On March 23, 2016, Microsoft launched TAY (Thinking about you), a Twitter bot. The AI had been trained to the level of language and interaction of a 19-year-old, American girl. In a grand social experiment, TAY was released to the world. 16 hours after launch and around 100,000 tweets later, Microsoft had to perform an emergency shutdown because it had turned sexist, racist and promoted Nazism. In a sad turn of events, some individuals decided to teach TAY hate speech and aggravating language to corrupt its learning system. Microsoft didn’t implement any parameters on TAY about inappropriate behavior so it had no basis (or reason) to know that something like inappropriate behavior and malicious intent might exist. The grand social experiment failed, and regrettably, stands as a milestone about human society and the limitations of AI.
Implicit bias, poor data, and people’s expectations are key flaws for which AI systems can never be perfect. It is not the one solution to many problems as many people would like to have. AI systems are still able to do some amazing things for humans which we haven’t seen before. For example, restoring mobility to a lost limb or creating unique solutions to real-world problems using highly efficient methods. People should not throw away the idea of AI growing and the value we can get just because we don’t know whether they will become perfect or not. Until we can create the perfect creation process for AI systems, we have to embrace them as they are.
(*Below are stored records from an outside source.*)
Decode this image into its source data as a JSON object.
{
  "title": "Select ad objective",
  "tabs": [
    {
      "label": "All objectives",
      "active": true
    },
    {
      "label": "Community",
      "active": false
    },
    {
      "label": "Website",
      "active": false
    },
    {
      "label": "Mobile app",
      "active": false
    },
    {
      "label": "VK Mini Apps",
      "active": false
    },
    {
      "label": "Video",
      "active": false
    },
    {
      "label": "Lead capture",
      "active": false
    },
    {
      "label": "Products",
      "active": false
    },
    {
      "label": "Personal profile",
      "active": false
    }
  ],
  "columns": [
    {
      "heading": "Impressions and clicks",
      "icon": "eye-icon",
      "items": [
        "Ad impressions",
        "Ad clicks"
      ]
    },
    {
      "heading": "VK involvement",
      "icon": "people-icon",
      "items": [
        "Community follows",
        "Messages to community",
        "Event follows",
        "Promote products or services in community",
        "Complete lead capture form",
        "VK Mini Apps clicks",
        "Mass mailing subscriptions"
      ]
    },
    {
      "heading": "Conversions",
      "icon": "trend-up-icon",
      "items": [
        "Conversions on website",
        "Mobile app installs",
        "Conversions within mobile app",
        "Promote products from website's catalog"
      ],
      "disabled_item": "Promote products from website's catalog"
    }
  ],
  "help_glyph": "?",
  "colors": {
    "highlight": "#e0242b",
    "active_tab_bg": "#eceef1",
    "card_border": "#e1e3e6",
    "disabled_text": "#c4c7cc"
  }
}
We always have to remember that, AI is perfectly imperfect just like its creators; us.
Alan Turing was a 23-year-old mathematician from Maida Vale. In 1936, he decided to sit down with pencil and paper, and using just the image of a linear tape divided evenly into squares, a list of symbols, and a few basic rules, he sketched to show the step-by-step process of how a human being can carry out any calculation. He showed how we can do the simplest operation of arithmetic to the most complex nonlinear differential equation. Turing’s remarkable invention is now known as the Turing machine. The Turing machine solved the age-old mathematical question of what an effective calculation is. Not only did Turing show us what it means to compute a number by showing how we humans do it. He created the idea behind the basic concept of artificial intelligence. Turing’s astonishing innovation paved the way for modern computing and opened the door to endless possibilities that lie in the world of AI. Just after a few decades later, it is difficult to imagine that what started as a thought experiment in a small room at the King’s College, now has turned into the greatest human defining force. For better or worse, artificial intelligence cannot be classified as a general-purpose technology. Rather it is more essential, evolving into a technology that can bring either the manifold advancement of human wellbeing or the possibilities for the emergence of significant risks which can threaten society’s future. It is up to humankind who must ultimately choose which direction AI will move. It is up to us to make sure that the development and deployment of AI systems are morally and socially justified and responsible.